Ghislaine Maxwell, the onetime girlfriend and alleged accomplice of accused sex-trafficker Jeffrey Epstein, was arrested Thursday morning and charged by New York federal prosecutors with six counts in connection with an ongoing federal investigation into Epstein's accomplices, according to court documents and a person familiar with the matter.

Maxwell is charged with enticement and conspiracy to entice minors to travel to engage in illegal sex acts, transportation and conspiracy to transport minors with intent to engage in criminal sexual activity, and two counts of perjury, according to a federal indictment unsealed Thursday.

"In particular, from at least in or about 1994, up to an including at least in or about 1997, Maxwell assisted, facilitated, and contributed to Jeffrey Epstein's abuse of minor girls by, among other things, helping Epstein to recruit, groom, and ultimately abuse victims known to Maxwell and Epstein to be under the age of 18," the indictment says.

Those victims, according to the indictment, included girls as young as 14 years old. Maxwell and multimillionaire Epstein are accused of luring them to an array of residences, including his Upper East Side mansion, his Palm Beach estate, and his sprawling Santa Fe ranch, along with her residence in London.

Maxwell was arrested without incident in New Hampshire and will make her initial appearance in court in New Hampshire, authorities said. An attorney for Maxwell, Jeffrey S. Pagliuca, didn't immediately respond to a request for comment Thursday.

Maxwell, whose whereabouts have been unclear since Epstein's arrest last summer, has been under investigation by the Manhattan US Attorney's office for facilitating Epstein's recruitment of young girls and women. She has been named in multiple lawsuits by women who said they have been abused by Epstein.

Prior to his jailhouse death by suicide while awaiting trial in August 2019, Epstein faced charges of having run a trafficking enterprise in which he paid hundreds of dollars in cash to girls as young as 14 to have sex with him at his Upper East Side home and his estate in Palm Beach, worked with employees and associates to lure the girls to his residences and paid some of his victims to recruit other girls for him to abuse.

In the wake of Epstein's death, public pressure has mounted to hold those who assisted him -- perhaps including Maxwell and a coterie of young women who allegedly worked under her -- accountable not only for his actions, but also for their own roles.

In that investigation, Maxwell has remained a significant target. She has previously denied wrongdoing, and in a deposition has called at least one of her accusers "a liar."
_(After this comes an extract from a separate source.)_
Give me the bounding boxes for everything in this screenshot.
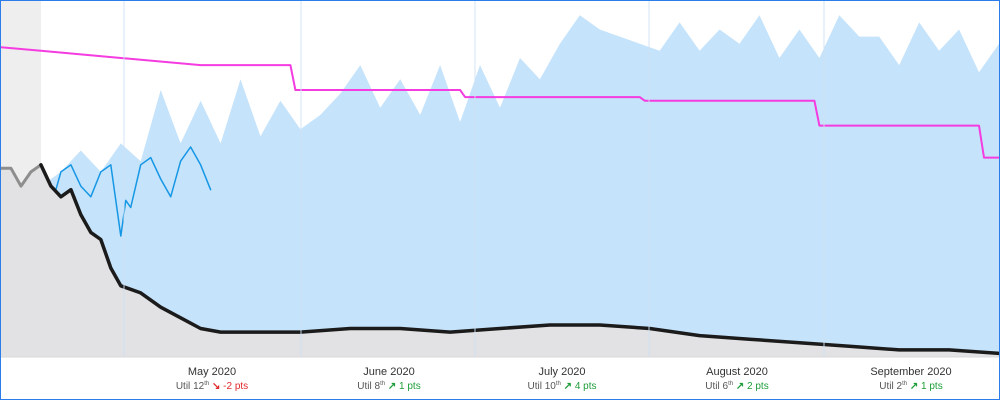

According to Thursday's indictment, however, Maxwell was the principal recruiter for victims of Epstein's sex trafficking ring.
The indictment describes Maxwell's relationship with three victims, identified only as Minor Victim-1, Minor Victim-2 and Minor Victim-3.

Maxwell, along with Epstein, is accused by prosecutors of luring the young girls into their circle, inquiring about their schools and families, taking them to the movies or shopping. After developing a rapport with them, she would allegedly steer the relationship into sexual territory, talking to them about sexual topics or undressing in front of them, followed by encouraging them to give Epstein's massages, during which the girls were fully or partially nude, the indictment says.
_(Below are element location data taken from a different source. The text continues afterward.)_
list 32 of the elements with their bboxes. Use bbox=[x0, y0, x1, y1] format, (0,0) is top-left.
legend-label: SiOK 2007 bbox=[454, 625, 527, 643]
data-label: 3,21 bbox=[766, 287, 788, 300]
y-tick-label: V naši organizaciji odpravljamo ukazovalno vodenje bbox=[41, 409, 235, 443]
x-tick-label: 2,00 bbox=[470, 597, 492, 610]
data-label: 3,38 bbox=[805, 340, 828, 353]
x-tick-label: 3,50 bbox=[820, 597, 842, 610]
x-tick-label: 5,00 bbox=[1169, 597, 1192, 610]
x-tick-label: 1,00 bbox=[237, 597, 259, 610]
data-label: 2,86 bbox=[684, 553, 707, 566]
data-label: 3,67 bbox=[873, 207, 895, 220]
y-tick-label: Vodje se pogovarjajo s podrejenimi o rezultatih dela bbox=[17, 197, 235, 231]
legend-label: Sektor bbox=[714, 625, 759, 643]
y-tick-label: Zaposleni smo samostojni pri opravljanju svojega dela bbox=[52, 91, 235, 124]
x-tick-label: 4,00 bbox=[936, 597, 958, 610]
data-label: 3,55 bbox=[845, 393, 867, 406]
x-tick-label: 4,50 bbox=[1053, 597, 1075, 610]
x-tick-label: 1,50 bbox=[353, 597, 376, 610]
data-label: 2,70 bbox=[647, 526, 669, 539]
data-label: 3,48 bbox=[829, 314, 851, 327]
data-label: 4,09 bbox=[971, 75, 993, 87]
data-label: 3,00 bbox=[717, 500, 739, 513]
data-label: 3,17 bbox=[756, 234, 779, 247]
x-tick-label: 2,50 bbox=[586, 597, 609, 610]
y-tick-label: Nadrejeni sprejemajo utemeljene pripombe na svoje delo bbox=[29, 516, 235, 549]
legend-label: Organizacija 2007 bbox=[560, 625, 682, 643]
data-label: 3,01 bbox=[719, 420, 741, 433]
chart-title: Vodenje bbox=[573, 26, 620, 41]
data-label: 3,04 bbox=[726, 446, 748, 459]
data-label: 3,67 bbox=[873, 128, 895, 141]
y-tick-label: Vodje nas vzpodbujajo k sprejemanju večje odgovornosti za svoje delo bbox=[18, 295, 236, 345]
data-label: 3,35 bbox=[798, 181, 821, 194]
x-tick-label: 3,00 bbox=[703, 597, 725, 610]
Those massages, some of which Maxwell participated in, according to the indictment, sometimes developed into sexual encounters. In both the indictment of Maxwell and that of Epstein, federal prosecutors described the Epstein's resulting abuse from these encounters, which allegedly included touching a girl's genitals, using a sex toy on them or directing a girl to touch him while he masturbated.
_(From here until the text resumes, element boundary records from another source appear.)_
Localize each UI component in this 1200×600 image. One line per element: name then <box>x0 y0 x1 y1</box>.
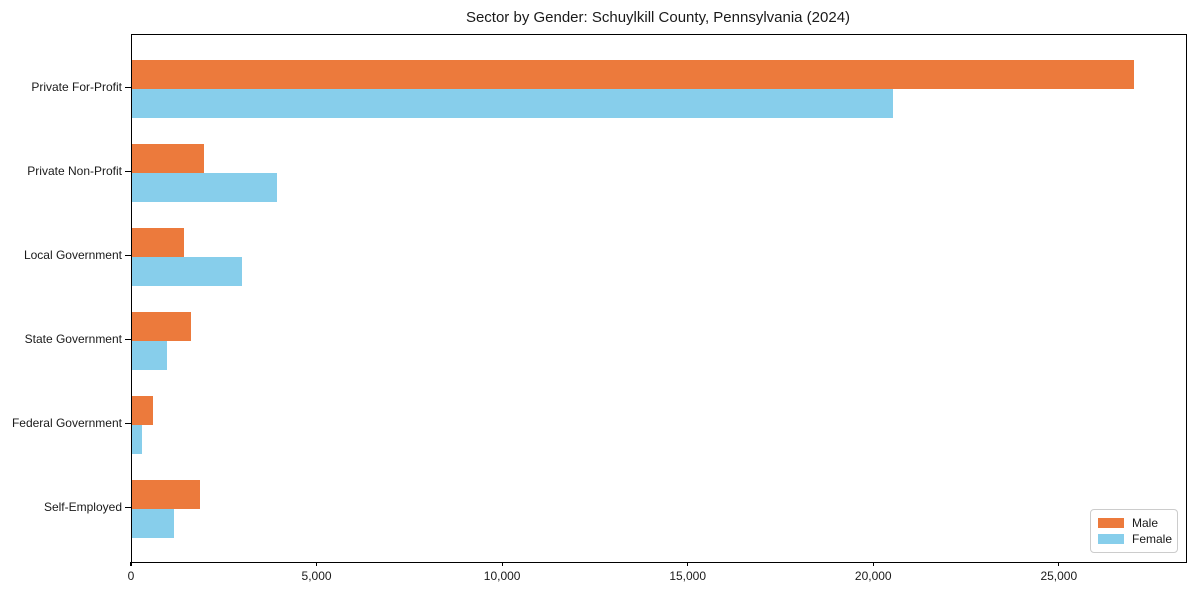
bar-male-private-non-profit <box>132 143 205 173</box>
bar-male-self-employed <box>132 479 200 509</box>
bar-female-self-employed <box>132 508 174 538</box>
chart-title: Sector by Gender: Schuylkill County, Pen… <box>465 9 851 26</box>
y-tick-label-local-government: Local Government <box>23 247 122 262</box>
y-tick-label-state-government: State Government <box>24 331 122 346</box>
legend-entry-female: Female <box>1098 532 1173 546</box>
y-tick-mark <box>125 506 131 509</box>
legend-label-female: Female <box>1132 532 1173 546</box>
x-tick-label-25-000: 25,000 <box>1040 569 1078 583</box>
bar-female-state-government <box>132 340 167 370</box>
x-tick-mark <box>687 562 689 567</box>
x-tick-mark <box>872 562 874 567</box>
bar-female-local-government <box>132 256 242 286</box>
bar-female-private-non-profit <box>132 172 277 202</box>
y-tick-label-private-for-profit: Private For-Profit <box>31 79 122 94</box>
x-tick-mark <box>1058 562 1060 567</box>
x-tick-mark <box>501 562 503 567</box>
bar-female-private-for-profit <box>132 88 893 118</box>
bar-male-private-for-profit <box>132 59 1134 89</box>
y-tick-label-self-employed: Self-Employed <box>43 499 122 514</box>
legend: Male Female <box>1090 509 1178 553</box>
x-tick-label-10-000: 10,000 <box>483 569 521 583</box>
legend-swatch-male <box>1098 518 1124 528</box>
x-tick-label-20-000: 20,000 <box>854 569 892 583</box>
x-tick-label-5-000: 5,000 <box>301 569 332 583</box>
legend-entry-male: Male <box>1098 516 1170 530</box>
bar-male-federal-government <box>132 395 153 425</box>
legend-label-male: Male <box>1132 516 1159 530</box>
bar-female-federal-government <box>132 424 142 454</box>
x-tick-mark <box>315 562 318 567</box>
bar-male-local-government <box>132 227 184 257</box>
y-tick-label-federal-government: Federal Government <box>11 415 122 430</box>
bar-male-state-government <box>132 311 192 341</box>
x-tick-label-15-000: 15,000 <box>669 569 707 583</box>
y-tick-mark <box>125 254 131 257</box>
y-tick-mark <box>125 338 131 341</box>
legend-swatch-female <box>1098 534 1124 544</box>
y-tick-mark <box>125 170 131 173</box>
y-tick-label-private-non-profit: Private Non-Profit <box>27 163 122 178</box>
y-tick-mark <box>125 86 131 89</box>
x-tick-label-0: 0 <box>127 569 135 583</box>
plot-area <box>131 34 1187 563</box>
x-tick-mark <box>130 562 132 567</box>
y-tick-mark <box>125 422 131 425</box>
The indictment alleges that Maxwell participated in "multiple group sexual encounters" with Minor Victim-1 in New York and Florida between 1994 and 1997, gave Minor Victim-2 an unsolicited massage in New Mexico in 1996 while the girl was topless and encouraged Minor Victim-3 to give massages to Epstein in London between 1994 and 1995, "knowing that Epstein intended to sexually abuse [her] during those massages."

In charging Maxwell, however, federal prosecutors in New York may face a legal hurdle. In 2007, Epstein signed a non-prosecution agreement with federal prosecutors in Florida that appeared to immunize his accomplices. The document says that "the United States also agrees that it will not institute any criminal charges against any potential co-conspirators of Epstein, including but not limited to" four alleged accomplices. Maxwell isn't listed among them, but her lawyers may argue that she is covered by the phrase "but not limited to."

When Epstein himself was indicted, New York federal prosecutors said they believed the Florida agreement didn't restrict their office from prosecuting him, but his lawyers argued otherwise.

The perjury charges in the indictment stem from a 2016 deposition of Maxwell conducted as part of civil litigation. During that testimony, she denied having given anyone a massage, specifically denied having given Minor Victim-2 a massage and said, "I wasn't aware that [Epstein] was having sexual activities with anyone when I was with him other than myself.
Asked whether Epstein had a "scheme to recruit underage girls for sexual massages," she replied: "I don't know what you're talking about."